Signaling 'the end' too early

Many Coloradans will interpret the end of the statewide mask mandate as a signal that the crisis is over and “that we're on our way out of the pandemic,” even if that’s premature, said Joni Reynolds, Gunnison County’s public health director.

Without the statewide order, employees of counties or businesses that want to maintain mask requirements will have to enforce the policy, which could put them at risk.

She said she and others in local public health have voiced their concerns to the governor and his team, but so far it’s been unpersuasive.

“I feel powerless there,” she said. “I don't feel like my voice is influential in those state decisions.”

Reynolds issued a mask mandate early in the pandemic last March and said she plans to keep it in place in Gunnison until it expires this summer, regardless of what the state does.

“My intent is to stay with that until July 1,” she said.

National public health experts are urging states like Colorado to hold on to their mask mandates for just a few more weeks, perhaps until Memorial Day, when many more people will be vaccinated and schools will be out.

“We're really at this pivotal point,” said Dr.
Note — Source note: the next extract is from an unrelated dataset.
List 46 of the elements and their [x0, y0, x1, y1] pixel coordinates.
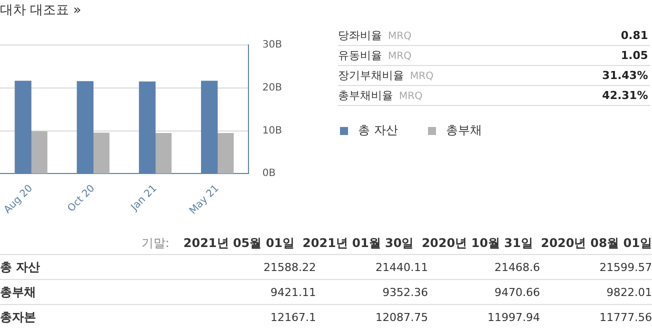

John Swartzberg, a clinical professor emeritus and expert in infectious diseases at the UC Berkeley School of Public Health.

“If we do hang on for a few more weeks,” if states like Colorado, and the nation, can successfully vaccinate a large part of the population, then summer could look much more normal. Many more people won’t get sick, hospitalized or die, and the U.S. can avoid another brutal wave, like recently in Europe, or even more catastrophically, in Brazil, where variants have run wild.

Elbert County’s Smith said the community has their hearts set on hosting a major annual event, the Elizabeth Stampede Rodeo the first week of June. The event, which hosts crowds of 2,100, was canceled last year for the first time since World War II, Smith said. He hopes the overall situation looks favorable enough for it to happen this year.

“We still got two months (until then),” he said. “The reality is at some point we’ve got to dip our feet in the water,” while still having safeguards in place.


Editor's Note: A previous version of this story misstated Dwayne Smith's name.